Apple files digital identity cloning patent
Creates multiple versions of the same user to throw off trackers and protect privacy
Most people know by now that websites, especially social networks like Facebook and Twitter, make money from tracking their users. Everything that is shared on the Internet, whether it's the keywords that are used in Google searches to the random status updates that are posted on Facebook, will be used to woo unsuspecting consumers into buying things.
For example, back in March, two companies, Gnip and DataSift, partnered with Twitter to sift through archived tweets in order to find trending topics that related to specific brands. That data would then be sold to those companies for advertising purposes.
And those are the companies that are doing it legally. In addition to them, there are also those tracking your data for nefarious purposes, such as stealing identities, as well as bank account or credit card information.

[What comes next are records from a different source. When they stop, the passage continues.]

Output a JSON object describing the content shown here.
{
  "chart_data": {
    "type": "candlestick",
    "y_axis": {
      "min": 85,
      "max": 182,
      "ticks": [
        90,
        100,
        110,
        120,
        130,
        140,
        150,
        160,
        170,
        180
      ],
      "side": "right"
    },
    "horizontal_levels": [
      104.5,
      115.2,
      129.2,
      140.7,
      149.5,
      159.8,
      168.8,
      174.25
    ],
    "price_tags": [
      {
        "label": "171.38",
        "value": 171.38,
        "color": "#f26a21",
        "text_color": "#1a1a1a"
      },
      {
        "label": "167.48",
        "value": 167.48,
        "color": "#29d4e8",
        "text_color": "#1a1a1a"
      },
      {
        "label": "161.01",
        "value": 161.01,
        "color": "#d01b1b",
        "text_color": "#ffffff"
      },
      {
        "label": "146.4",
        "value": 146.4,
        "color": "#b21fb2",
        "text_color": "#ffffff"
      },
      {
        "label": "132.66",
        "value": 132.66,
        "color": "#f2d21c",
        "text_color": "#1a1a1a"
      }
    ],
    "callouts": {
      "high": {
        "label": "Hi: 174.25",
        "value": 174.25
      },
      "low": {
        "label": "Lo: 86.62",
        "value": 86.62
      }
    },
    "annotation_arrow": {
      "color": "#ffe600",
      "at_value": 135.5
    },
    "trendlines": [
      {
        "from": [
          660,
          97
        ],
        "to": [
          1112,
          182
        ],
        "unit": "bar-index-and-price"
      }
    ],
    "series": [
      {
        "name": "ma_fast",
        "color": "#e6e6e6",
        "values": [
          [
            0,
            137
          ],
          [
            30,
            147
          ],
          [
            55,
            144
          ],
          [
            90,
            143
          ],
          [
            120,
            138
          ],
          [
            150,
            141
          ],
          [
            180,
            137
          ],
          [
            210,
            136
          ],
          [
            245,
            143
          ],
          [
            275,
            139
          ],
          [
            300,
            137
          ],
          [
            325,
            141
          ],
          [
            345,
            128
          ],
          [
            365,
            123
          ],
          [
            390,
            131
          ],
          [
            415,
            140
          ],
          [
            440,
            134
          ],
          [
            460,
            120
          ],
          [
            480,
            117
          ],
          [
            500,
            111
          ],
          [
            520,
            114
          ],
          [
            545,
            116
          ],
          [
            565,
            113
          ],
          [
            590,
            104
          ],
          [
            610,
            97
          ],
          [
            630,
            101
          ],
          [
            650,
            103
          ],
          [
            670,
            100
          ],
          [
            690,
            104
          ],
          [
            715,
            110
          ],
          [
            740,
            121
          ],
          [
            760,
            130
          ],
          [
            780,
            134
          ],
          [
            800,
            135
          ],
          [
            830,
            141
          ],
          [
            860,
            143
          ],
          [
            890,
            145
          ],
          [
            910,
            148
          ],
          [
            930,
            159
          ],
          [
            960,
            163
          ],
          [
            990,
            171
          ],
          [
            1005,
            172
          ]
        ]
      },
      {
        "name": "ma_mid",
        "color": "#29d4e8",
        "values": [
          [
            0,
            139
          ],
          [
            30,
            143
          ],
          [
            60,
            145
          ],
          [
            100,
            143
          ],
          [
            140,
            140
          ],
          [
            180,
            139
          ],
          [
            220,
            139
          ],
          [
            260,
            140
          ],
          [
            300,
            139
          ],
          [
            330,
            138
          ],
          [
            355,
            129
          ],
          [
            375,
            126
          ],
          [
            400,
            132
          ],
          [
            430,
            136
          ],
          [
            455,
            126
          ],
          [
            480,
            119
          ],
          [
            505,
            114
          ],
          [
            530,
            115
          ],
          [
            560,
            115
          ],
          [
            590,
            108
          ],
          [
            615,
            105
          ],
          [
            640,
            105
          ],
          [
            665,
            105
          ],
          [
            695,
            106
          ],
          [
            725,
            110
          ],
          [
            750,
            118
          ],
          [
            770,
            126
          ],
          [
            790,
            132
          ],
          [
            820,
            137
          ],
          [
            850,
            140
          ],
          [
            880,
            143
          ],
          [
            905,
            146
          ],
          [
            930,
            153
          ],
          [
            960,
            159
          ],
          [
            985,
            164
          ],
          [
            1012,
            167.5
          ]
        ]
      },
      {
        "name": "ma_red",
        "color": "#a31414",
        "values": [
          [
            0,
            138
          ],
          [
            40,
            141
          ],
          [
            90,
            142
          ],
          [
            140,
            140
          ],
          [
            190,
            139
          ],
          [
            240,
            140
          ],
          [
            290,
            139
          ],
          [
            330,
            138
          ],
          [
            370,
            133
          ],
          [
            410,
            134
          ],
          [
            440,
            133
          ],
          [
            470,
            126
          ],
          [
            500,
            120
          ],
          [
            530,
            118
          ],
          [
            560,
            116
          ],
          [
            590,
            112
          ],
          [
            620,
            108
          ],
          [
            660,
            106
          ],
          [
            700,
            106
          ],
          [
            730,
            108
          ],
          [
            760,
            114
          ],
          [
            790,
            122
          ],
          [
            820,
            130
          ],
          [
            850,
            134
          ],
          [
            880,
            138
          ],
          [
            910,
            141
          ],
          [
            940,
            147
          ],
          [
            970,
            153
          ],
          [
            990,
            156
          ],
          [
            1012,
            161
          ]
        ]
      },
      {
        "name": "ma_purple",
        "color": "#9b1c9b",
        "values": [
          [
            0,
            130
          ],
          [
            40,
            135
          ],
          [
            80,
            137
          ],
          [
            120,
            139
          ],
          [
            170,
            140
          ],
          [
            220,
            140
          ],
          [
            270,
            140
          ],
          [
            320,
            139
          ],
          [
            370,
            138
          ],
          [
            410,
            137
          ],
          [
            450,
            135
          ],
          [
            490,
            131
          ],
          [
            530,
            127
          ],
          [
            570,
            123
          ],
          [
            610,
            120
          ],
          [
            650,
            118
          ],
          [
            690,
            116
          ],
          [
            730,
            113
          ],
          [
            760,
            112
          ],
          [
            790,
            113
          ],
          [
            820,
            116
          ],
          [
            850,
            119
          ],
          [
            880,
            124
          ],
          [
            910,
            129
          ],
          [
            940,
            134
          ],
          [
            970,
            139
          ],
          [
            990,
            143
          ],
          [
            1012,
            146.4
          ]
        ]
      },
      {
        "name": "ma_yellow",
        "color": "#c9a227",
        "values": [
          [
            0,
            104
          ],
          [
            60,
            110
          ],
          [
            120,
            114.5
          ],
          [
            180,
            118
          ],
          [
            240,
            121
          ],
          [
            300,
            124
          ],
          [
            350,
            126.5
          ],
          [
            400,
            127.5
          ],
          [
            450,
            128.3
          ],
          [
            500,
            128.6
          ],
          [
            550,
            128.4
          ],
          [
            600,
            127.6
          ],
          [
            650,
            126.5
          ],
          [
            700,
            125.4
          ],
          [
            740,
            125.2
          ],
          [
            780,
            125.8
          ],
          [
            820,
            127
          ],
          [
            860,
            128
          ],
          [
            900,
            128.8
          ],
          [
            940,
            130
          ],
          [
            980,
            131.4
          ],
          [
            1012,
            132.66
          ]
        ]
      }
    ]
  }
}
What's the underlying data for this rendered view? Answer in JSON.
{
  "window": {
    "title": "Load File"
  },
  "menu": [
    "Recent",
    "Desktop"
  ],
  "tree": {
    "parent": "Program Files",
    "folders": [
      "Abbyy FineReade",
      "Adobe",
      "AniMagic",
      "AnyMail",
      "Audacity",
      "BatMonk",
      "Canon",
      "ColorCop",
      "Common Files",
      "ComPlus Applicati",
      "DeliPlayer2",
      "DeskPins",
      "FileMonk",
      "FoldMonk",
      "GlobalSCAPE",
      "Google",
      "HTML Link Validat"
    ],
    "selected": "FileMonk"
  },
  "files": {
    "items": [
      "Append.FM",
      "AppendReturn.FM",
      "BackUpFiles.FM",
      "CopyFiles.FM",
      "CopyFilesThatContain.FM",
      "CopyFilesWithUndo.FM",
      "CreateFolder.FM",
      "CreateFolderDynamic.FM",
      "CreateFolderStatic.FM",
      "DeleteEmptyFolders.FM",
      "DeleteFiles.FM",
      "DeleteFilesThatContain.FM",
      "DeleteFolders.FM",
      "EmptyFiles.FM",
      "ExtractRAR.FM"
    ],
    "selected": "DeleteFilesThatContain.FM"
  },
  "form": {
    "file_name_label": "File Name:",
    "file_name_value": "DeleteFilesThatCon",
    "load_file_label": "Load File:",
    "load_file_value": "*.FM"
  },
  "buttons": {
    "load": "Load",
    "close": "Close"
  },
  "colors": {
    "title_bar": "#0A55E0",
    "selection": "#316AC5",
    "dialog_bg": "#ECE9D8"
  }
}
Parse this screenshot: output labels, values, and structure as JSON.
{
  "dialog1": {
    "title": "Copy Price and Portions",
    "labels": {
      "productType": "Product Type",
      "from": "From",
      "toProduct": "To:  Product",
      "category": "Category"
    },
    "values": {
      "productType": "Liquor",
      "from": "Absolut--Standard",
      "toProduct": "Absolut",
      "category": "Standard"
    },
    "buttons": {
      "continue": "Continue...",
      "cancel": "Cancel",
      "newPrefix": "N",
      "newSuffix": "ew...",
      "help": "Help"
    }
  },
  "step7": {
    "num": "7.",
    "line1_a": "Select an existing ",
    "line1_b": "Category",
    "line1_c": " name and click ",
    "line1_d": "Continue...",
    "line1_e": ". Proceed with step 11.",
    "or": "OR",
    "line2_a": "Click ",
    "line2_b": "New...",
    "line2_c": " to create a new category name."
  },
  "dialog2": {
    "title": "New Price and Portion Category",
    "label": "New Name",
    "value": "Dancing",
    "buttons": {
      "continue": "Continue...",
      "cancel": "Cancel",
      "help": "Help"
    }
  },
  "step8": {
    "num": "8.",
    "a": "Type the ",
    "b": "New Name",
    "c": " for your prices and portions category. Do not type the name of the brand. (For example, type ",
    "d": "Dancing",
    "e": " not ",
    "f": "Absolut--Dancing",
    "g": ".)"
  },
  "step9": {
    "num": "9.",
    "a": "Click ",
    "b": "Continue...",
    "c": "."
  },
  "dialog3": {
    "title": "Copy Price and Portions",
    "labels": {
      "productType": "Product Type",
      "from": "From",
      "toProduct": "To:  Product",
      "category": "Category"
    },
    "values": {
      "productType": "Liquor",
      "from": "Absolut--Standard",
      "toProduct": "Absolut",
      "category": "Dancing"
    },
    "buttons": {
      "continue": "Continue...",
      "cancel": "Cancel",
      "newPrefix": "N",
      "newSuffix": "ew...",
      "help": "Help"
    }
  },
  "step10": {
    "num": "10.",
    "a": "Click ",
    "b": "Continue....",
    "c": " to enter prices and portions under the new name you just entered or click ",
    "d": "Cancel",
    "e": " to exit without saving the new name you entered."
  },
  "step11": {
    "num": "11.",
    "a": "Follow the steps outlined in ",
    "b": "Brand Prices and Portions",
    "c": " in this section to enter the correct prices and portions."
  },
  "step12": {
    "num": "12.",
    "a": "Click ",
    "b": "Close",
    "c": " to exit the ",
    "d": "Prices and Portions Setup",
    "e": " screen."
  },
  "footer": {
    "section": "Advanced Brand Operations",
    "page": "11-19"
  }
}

The lack of privacy on the Internet is something that everyone seems to know about, but most had no real means to stop it.
That is, until now.
Apple filed a new patent Tuesday that would allow it to clone a person’s digital identity in order to throw off those trying to track people on the Internet.
In the patent, Apple refers to data collection companies as “Little Brothers,” a play on the character of Big Brother from the George Orwell novel 1984.
“In a sense, thousands of "Little Brothers" or automated programs can monitor virtually every action of users over the Internet. The data about a user can be accumulated and combined with other data about the user to form electronic profiles of the users.
People, Apple says, have found ways to try and thwart trackers, such as purchasing spyware killers and turning off cookies. These methods, though, are ineffective.
"In a sense if the user engages in any Internet activity, information may be successfully collected about that user. Thus, even the most cautious Internet users are still being profiled over the Internet via dataveillance techniques from automated Litter Brothers."
What Apple’s new patent does is essentially let people hide in plain sight.
Apple will take someone’s digital identity and make various copies of it to “pollute electronic profiling.” If one of these “Little Brothers” is trying to collect information about a person on the Internet, these multiple versions of that person are designed to throw the tracking off by flooding the network.
The person being cloned can even give their other selves a brand new identity, with different interests and attributes, but which is enough like them to fool whoever is trying to track them.
“The more the cloning agent appears to be a legitimate and an autonomous entity over the network that acts in a consistent manner, the more difficult it will be for eavesdroppers to detect the subterfuge. Therefore, the cloning agent is designed to exhibit characteristics in manners expected by users or human network resources,” the patent says.
“Data collection is not prevented; rather, it is encouraged for the cloned identity and intentionally populated with divergent information that pollutes legitimate information gathered about the principal.”
Instead of trying to hide what people are doing, Apple is essentially burying it among many others doing the exact same thing. Apple is actually encouraging data collection, so that data collection companies will track people who don’t actually exist.